L’Africa, insieme ai tanti Paesi in via di sviluppo che la compongono, è il continente meno inquinante del mondo. Contribuisce solo per il 3.8% alle emissioni di CO2 globali eppure, a causa delle dinamiche climatiche e della sua posizione, è il luogo maggiormente coinvolto dalle conseguenze del cambiamento climatico e dagli eventi atmosferici estremi che causano innumerevoli danni. Secondo il Carbon Brief, infatti, solo quest’anno sono state 4mila le persone morte in Africa a causa di conseguenze dirette del riscaldamento globale e ben 19 milioni le persone costrette a lasciare le loro case, profughi nel proprio stesso Paese. Siccità e alluvioni, carestie e pestilenze, sono solo alcuni degli effetti che milioni di individui stanno vivendo, persone per la maggior parte innocenti, tra quelle che al mondo hanno meno contribuito alle emissioni.

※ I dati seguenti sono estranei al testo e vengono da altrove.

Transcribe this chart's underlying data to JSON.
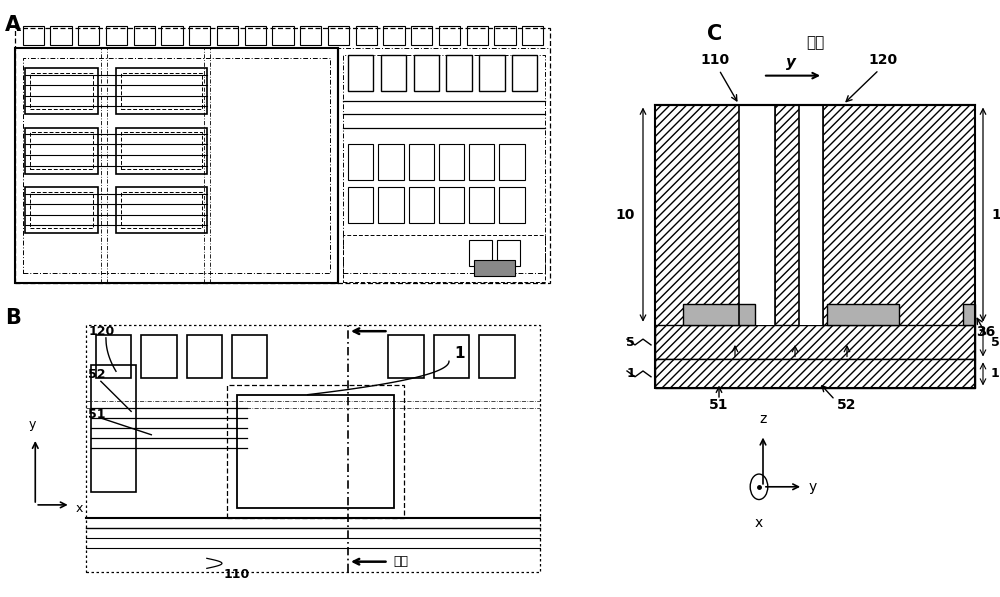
{
  "bg_color": "#ffffff",
  "label_A": "A",
  "label_B": "B",
  "label_C": "C",
  "text_section": "截面",
  "text_cutline": "截线",
  "label_110": "110",
  "label_120": "120",
  "label_52": "52",
  "label_51": "51",
  "label_1": "1",
  "label_5": "5",
  "label_10": "10",
  "label_36": "36"
}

La Cop27 ha dunque dovuto districare la spinosa questione della giustizia climatica. I principali inquinatori, infatti, sono vincolati a un risarcimento di 100 miliardi di dollari di aiuti da devolvere ai luoghi maggiormente colpiti dalle conseguenze del riscaldamento globale, per agevolare la transizione energetica in Paesi a cui sarà impedito il boom di industrializzazione inquinante con cui gli Stati attualmente ricchi sono cresciuti. Secondo i dati OCSE, però, i finanziamenti da parte del nord del mondo sono stati di 83.3 miliardi nel 2020, mentre l’obiettivo di raggiungere i 100 miliardi entro il 2023 sembrava non poter essere mantenuto.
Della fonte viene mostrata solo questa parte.